Not Far From The Tree

Sunday, March 22nd, 2009

Not Far From The Tree BannerOne of the cool projects we heard about at EcoSuave was “Not Far From the Tree.” They are a non-profit organisation in Toronto that “help fruit tree owners make use of the abundance of fruit that their trees offer by dispatching teams of volunteers to harvest it for them. One third goes to the fruit tree owners, another third goes to the volunteers for their labour, and the final third is distributed (by bicycle or cart) to community organizations in the neighbourhood who can make good use of the fresh fruit.” Last year (2008) they picked 3003lb of fruit!

We thought this was a GREAT idea and will consider calling them if our lonely pear tree is as abundant as it was last year.

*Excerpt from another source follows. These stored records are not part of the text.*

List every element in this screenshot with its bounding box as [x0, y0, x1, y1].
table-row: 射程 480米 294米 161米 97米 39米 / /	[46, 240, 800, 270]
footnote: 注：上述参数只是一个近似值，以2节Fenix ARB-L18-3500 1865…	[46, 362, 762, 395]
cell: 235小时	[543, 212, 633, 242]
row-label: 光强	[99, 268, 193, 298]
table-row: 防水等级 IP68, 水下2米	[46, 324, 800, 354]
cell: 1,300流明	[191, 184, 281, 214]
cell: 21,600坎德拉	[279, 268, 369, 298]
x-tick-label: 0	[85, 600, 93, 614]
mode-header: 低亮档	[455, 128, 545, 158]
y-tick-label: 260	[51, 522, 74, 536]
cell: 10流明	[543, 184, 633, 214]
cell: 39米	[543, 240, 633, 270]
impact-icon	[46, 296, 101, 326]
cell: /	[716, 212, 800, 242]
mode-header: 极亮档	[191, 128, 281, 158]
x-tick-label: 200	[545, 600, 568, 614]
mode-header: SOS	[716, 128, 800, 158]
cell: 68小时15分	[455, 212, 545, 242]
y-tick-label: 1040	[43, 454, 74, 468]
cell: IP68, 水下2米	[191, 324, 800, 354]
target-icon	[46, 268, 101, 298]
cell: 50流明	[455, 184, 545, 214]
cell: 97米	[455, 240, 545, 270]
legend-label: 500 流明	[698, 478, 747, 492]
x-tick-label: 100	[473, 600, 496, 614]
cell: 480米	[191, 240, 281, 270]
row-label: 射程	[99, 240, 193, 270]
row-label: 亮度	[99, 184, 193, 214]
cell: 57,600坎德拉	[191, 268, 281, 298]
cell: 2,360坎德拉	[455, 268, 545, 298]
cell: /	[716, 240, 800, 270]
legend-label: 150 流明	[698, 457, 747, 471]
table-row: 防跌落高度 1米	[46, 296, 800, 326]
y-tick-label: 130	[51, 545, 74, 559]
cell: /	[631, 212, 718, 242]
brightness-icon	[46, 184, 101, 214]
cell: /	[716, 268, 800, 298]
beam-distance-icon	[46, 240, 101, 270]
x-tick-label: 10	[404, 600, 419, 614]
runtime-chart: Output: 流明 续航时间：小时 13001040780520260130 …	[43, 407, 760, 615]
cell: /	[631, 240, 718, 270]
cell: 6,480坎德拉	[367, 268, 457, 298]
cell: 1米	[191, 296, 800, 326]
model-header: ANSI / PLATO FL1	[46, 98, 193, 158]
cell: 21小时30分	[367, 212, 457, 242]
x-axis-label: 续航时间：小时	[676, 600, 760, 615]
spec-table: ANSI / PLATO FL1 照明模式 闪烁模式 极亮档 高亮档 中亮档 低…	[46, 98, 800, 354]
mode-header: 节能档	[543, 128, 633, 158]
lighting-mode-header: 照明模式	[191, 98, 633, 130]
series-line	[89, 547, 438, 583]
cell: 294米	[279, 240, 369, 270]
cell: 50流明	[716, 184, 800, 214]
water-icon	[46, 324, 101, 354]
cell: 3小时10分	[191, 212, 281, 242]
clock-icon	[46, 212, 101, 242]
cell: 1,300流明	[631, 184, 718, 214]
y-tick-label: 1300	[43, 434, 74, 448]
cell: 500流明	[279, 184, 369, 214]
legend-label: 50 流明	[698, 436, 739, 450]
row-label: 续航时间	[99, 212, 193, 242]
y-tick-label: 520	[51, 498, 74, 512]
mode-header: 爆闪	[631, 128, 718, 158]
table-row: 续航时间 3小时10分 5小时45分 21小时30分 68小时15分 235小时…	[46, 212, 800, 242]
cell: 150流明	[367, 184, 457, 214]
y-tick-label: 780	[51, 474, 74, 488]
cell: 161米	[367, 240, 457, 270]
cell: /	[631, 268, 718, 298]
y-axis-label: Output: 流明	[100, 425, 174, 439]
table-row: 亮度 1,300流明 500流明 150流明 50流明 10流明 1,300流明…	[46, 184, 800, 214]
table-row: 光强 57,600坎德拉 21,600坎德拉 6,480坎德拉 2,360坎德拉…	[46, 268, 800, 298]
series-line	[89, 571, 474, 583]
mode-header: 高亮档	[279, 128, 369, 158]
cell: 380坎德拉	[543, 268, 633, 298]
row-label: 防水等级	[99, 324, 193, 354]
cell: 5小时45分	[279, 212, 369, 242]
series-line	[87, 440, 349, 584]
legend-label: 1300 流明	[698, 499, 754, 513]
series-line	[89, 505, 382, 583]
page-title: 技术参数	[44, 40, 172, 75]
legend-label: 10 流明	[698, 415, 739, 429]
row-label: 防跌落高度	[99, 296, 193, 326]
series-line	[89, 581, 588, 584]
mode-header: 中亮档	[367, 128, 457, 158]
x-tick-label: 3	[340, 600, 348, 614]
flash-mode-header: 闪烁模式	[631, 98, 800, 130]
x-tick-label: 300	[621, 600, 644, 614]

Here are some similar organisations in the rest of the province and Canada:

Maple Sugar Rush

Saturday, March 21st, 2009

This week we ventured out to the Kortright Centre conservation area for their Sugarbush Maple Syrup Festival. Tanny and I have a special affinity for the Kortright Centre since we got married there but we have never made it to the Maple Sugar Festival. The centerpiece of the festival is a walk through the forest to visit several interpretation areas (with yummy samples). The guided walk is about an hour. We made our own way along the trail, eavesdropping on the tours when we met them and did it in less than an hour and really enjoyed ourselves. I think that if we didn’t have Ella with us we wouldn’t have taken the entire tour. Some interesting maple syrup facts:

  • Sap from the sugar maple tree is 97% water
  • The ratio of sap to syrup is 40:1!
  • In the old days you had to boil the sap for 24 hours to make syrup – continuously
  • Modern syrup making takes 6 hours
  • Maple trees are one of only four families of trees in Ontario that have opposite branches (i.e., branches and leaves come off the main stem in pairs on opposite sides of the stem). M.A.D. Horse is the way to remember these trees: Maple, Ash, Dogwood and Horse chestnut.

Tanny and I loaded up on maple sugar and maple almonds from their sugar shack. Ella was mesmerized by the pony ride but was a little too scared to get closer than 3m away.

The festival runs until April 13, 2009.